Martin Carr reviews season 2 of Netflix’s Criminal…
Criminal changed the format for police procedurals by challenging our preconceptions. Extended monologues, voyeuristic interrogations and audience complicity drew people in without scenery chewing. For the guest star suspects including David Tennant and Hayley Atwell in season one, it provided opportunities for a measured masterclass in acting subtlety.
Supported by an array of season regulars including Katherine Kelly and Lee Ingleby, this set up demanded people pay attention. Feeling more like a two act play Criminal challenged prejudice, questioned the definition of guilt and sometimes left a sour taste. Season two written by Jim Field Smith and George Kay does more of the same casting doubt, promoting debate and allowing solid guest stars an opportunity to shine.
Combining its stripped down format, single location and inherent sense of claustrophobia, season two allows two left field choices time outside their comfort zone. Kit Harington is the first playing a narcissistic London company man in deep water. Gone is the sensitive, insular Jon Snow for which he is well known. In his place we get Alex a bluff, overtly masculine career type who is slick and loud. This really gives Harington something brash, brave and nuanced to tackle in a role which keeps him centre stage throughout.
His segment is not only layered with subtlety, external inter-relationships and flashes of emotion which shift the dynamic in different directions, but remains intentional contentious. There is an ambiguity which permeates the final exchanges between Alex and his accusers, that leaves no winners on this playing field. Police procedure, criminal definitions and personal ethics are called into question keeping the fires of debate burning throughout.
Possibly the most intriguing actor under interrogation this season is Kunal Nayyar, known globally for playing Raj Koothrappali. Walking in under the guise of a convicted felon offering information Nayyar is riveting in this role.

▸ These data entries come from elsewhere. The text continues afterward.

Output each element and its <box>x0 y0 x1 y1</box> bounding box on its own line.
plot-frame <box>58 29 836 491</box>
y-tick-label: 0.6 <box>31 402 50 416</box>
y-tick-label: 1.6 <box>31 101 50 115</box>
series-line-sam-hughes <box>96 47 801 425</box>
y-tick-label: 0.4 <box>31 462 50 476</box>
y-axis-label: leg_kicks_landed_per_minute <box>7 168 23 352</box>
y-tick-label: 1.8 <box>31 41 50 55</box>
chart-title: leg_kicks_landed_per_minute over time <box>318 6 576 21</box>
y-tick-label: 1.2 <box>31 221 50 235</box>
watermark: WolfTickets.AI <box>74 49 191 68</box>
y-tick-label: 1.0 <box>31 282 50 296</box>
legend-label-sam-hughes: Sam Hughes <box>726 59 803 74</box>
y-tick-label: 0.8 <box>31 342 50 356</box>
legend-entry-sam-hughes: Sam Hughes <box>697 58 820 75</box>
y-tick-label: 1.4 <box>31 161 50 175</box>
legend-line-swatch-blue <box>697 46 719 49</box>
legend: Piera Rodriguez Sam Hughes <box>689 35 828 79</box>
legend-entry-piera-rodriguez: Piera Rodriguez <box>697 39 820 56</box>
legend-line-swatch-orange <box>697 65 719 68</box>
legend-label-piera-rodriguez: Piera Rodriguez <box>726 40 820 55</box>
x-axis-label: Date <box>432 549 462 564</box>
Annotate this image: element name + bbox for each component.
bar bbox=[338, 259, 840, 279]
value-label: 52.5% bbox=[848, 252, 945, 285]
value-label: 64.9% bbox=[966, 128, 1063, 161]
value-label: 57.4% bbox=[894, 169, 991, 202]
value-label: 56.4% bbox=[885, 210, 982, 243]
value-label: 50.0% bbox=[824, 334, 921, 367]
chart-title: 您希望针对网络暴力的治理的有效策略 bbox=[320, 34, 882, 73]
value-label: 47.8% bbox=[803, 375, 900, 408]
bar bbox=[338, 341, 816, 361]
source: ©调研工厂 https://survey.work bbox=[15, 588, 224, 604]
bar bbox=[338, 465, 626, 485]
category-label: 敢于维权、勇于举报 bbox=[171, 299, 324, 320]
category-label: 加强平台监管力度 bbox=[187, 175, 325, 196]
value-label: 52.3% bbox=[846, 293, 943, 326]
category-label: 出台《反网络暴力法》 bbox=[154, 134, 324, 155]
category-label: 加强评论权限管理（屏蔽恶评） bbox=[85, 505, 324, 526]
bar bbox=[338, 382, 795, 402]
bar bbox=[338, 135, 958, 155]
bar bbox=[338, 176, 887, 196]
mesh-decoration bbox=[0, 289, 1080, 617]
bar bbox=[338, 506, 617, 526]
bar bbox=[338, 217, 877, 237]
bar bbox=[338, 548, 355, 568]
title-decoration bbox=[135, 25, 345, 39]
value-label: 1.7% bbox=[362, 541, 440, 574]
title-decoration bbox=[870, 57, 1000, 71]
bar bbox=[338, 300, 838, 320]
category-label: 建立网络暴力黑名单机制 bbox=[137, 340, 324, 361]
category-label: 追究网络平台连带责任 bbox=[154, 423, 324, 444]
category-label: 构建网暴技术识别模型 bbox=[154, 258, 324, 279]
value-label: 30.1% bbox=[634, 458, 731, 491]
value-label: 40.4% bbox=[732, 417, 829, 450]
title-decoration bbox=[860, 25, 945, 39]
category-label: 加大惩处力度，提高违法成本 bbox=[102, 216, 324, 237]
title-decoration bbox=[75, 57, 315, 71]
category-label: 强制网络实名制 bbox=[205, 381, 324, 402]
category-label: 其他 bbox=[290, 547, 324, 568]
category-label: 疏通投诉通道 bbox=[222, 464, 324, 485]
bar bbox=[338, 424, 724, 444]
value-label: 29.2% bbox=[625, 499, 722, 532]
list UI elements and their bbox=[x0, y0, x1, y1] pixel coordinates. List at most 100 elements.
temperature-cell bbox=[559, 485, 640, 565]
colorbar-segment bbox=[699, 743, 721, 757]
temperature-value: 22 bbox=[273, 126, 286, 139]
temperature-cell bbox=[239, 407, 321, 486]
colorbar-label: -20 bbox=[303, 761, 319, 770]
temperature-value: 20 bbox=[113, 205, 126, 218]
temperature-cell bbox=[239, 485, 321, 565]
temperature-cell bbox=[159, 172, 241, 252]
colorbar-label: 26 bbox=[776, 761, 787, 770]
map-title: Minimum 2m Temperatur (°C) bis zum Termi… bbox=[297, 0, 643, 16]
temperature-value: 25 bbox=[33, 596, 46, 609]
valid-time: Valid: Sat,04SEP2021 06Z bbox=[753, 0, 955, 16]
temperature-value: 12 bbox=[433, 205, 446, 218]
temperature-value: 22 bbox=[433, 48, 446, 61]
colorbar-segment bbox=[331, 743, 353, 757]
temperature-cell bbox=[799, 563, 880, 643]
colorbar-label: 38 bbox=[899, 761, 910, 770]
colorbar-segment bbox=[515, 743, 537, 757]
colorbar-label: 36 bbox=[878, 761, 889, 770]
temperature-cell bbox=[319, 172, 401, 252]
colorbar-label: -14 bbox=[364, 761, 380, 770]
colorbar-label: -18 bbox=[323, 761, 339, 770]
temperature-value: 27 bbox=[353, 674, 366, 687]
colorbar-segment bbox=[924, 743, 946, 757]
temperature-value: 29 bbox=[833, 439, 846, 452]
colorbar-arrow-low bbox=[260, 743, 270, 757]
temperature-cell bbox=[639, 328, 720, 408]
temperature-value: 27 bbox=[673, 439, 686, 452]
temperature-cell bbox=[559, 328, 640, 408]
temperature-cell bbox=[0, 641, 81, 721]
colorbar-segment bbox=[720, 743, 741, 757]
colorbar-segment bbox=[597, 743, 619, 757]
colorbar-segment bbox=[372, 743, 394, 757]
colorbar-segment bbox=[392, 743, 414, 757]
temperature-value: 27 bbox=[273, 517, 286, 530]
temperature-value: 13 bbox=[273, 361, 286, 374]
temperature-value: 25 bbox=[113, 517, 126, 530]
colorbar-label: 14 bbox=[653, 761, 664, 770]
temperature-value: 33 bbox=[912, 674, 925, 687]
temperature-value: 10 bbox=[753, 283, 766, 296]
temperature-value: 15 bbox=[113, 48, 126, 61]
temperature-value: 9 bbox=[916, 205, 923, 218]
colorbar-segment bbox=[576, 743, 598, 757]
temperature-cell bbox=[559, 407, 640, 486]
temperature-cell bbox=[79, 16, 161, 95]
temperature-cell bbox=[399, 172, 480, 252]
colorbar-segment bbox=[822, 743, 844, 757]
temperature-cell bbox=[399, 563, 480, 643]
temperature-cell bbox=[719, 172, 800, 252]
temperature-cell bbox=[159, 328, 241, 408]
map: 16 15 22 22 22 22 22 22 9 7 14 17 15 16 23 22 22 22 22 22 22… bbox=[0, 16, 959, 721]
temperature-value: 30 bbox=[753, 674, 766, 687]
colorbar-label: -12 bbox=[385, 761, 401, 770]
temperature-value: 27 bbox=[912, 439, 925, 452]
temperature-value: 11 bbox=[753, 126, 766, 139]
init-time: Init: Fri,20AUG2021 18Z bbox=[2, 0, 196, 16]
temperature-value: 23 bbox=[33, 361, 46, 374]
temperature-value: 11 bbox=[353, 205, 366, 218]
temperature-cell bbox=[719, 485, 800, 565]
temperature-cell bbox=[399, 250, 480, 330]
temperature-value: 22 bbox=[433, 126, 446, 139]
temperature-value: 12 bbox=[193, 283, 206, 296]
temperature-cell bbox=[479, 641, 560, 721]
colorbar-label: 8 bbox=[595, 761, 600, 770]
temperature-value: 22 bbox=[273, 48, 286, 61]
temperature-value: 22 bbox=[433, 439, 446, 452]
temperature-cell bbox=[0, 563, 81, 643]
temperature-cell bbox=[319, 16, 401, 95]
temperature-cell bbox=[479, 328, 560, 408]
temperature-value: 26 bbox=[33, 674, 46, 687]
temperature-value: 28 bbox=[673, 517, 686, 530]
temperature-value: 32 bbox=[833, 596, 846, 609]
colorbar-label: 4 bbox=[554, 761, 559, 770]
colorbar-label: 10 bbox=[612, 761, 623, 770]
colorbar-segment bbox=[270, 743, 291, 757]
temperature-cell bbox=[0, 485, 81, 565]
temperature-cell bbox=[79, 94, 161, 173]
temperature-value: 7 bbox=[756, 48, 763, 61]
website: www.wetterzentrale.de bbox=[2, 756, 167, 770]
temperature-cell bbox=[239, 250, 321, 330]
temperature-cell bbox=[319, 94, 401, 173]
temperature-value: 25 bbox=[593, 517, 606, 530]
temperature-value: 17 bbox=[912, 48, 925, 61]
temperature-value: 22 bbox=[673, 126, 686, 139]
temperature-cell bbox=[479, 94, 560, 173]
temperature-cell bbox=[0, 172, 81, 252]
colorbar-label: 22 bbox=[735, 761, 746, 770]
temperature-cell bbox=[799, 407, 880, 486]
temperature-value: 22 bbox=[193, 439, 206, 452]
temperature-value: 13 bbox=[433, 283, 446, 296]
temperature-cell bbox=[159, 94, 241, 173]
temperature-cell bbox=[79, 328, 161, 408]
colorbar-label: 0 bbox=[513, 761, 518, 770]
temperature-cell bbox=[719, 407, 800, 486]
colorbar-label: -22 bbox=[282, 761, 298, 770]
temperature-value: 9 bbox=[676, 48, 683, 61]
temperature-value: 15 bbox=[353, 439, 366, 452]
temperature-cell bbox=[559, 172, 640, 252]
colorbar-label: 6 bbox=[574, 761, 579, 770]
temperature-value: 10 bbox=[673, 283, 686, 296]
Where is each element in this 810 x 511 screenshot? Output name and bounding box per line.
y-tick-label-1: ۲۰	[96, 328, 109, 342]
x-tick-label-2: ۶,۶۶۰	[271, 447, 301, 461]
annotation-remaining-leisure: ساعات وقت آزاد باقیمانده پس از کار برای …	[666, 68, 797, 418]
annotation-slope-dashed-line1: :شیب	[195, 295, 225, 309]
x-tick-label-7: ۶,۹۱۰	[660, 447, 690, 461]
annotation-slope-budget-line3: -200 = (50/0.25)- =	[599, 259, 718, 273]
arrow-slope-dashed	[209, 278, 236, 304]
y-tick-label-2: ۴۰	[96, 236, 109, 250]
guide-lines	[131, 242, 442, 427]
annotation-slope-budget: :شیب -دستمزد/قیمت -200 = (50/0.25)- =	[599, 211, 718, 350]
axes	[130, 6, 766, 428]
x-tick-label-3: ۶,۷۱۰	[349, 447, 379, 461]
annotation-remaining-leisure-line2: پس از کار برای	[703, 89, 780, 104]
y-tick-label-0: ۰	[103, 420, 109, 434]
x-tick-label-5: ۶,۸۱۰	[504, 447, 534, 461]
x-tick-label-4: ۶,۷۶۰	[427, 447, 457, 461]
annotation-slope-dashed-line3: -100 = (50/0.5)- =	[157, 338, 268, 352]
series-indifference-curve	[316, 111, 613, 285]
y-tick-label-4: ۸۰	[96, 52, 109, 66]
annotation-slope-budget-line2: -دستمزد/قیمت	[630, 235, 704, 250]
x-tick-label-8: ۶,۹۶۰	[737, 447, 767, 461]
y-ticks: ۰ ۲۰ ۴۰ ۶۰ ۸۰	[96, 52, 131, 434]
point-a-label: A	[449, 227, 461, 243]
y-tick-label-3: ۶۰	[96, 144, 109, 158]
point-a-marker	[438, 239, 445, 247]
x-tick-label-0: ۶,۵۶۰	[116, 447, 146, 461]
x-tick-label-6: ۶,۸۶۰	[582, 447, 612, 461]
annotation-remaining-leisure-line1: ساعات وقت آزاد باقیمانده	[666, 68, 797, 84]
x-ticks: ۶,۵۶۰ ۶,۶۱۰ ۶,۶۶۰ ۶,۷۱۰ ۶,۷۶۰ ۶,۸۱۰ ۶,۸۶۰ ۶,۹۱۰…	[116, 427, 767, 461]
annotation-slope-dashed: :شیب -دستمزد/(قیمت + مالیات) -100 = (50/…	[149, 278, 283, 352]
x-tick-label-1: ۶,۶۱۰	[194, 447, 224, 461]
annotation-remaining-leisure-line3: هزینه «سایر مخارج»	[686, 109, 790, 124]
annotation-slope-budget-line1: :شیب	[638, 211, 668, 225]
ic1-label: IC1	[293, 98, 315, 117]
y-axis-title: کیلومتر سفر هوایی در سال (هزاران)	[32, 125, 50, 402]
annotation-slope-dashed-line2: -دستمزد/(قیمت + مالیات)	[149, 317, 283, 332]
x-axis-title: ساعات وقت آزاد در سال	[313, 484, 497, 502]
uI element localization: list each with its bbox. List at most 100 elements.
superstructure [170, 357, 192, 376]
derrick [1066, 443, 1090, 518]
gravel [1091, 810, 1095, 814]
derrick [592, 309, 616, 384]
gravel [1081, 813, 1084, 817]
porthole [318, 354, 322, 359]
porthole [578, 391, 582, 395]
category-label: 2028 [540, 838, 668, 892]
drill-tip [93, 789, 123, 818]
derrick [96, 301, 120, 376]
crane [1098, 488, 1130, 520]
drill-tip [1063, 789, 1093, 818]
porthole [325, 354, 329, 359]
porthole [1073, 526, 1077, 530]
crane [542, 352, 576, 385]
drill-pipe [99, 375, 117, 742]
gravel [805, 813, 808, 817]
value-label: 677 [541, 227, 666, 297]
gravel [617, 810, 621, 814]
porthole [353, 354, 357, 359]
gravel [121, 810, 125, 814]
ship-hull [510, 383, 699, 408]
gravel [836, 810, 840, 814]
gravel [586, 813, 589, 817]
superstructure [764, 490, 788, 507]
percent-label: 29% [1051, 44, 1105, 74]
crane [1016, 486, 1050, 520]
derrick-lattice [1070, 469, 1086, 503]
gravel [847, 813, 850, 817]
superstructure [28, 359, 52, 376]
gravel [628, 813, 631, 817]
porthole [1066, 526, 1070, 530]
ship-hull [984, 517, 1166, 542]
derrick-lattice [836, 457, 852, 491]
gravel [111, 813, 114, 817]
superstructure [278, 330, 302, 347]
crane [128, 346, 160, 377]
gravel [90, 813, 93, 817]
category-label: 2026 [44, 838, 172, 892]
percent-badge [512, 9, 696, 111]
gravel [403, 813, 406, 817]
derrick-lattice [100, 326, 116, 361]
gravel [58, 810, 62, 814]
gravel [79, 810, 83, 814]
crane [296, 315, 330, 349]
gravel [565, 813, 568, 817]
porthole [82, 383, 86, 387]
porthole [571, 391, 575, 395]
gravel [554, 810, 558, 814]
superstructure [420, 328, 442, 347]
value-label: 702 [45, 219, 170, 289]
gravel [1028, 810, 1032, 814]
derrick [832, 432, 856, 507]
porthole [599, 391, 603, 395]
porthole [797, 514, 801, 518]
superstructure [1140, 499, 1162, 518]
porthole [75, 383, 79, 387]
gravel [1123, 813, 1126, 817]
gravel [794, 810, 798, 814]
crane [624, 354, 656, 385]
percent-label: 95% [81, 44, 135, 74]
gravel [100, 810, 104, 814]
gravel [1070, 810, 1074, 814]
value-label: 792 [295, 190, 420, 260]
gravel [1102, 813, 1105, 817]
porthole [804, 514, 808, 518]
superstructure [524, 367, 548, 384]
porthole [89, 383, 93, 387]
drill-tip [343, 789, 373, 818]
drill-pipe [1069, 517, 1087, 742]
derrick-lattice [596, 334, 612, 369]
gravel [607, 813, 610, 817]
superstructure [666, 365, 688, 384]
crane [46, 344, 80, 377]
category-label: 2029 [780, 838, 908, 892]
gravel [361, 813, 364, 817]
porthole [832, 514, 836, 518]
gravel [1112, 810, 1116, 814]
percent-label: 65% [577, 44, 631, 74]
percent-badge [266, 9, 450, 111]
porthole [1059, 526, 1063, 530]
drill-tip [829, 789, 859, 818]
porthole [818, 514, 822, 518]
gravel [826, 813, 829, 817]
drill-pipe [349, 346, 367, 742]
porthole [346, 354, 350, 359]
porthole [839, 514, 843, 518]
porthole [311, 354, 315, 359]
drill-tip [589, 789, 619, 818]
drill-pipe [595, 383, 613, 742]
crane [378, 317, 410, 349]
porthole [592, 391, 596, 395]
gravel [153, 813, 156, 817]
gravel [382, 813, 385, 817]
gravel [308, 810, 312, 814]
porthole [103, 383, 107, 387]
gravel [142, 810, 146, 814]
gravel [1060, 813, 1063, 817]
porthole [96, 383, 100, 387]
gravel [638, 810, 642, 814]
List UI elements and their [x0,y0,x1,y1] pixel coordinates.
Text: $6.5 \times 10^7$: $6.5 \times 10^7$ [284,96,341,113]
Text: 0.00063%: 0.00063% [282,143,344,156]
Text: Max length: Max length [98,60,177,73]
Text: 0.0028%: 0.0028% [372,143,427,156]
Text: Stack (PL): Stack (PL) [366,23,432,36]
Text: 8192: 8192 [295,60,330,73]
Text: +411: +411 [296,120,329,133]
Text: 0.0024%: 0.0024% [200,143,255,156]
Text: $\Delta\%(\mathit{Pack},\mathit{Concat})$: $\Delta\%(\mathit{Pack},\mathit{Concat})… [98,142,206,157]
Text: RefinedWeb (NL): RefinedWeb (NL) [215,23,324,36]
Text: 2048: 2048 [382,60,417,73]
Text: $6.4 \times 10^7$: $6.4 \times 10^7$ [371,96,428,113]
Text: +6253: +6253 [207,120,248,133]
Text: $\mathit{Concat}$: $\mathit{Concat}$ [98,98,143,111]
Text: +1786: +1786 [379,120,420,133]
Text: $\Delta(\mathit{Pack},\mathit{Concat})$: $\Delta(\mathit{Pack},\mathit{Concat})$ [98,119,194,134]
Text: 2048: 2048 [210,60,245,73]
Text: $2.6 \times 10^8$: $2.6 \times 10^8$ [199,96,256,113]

By turns measured, calculating and emotionally barren it allows the actor to bury Raj permanently. Gone is the naïve, sensitive super nerd perpetually lovelorn and captured within a sitcom bubble. In his place we have Sandeep Singh who has delusions of grandeur, an elitist attitude and a talent for telling tales.
Handed some cold blooded dialogue and a character study most actors would kill for Kunal takes advantage. Substantial drama, sinister reveals and a denouncement that is guaranteed to stay with you, make him the reason to watch season two. Rarely do actors with such global recognition manage to cast off the role which defines them. Daniel Radcliffe never has, Christopher Reeve never did and Jim Parsons may struggle despite his best efforts. Something which is worth remembering because sometimes there are exceptions.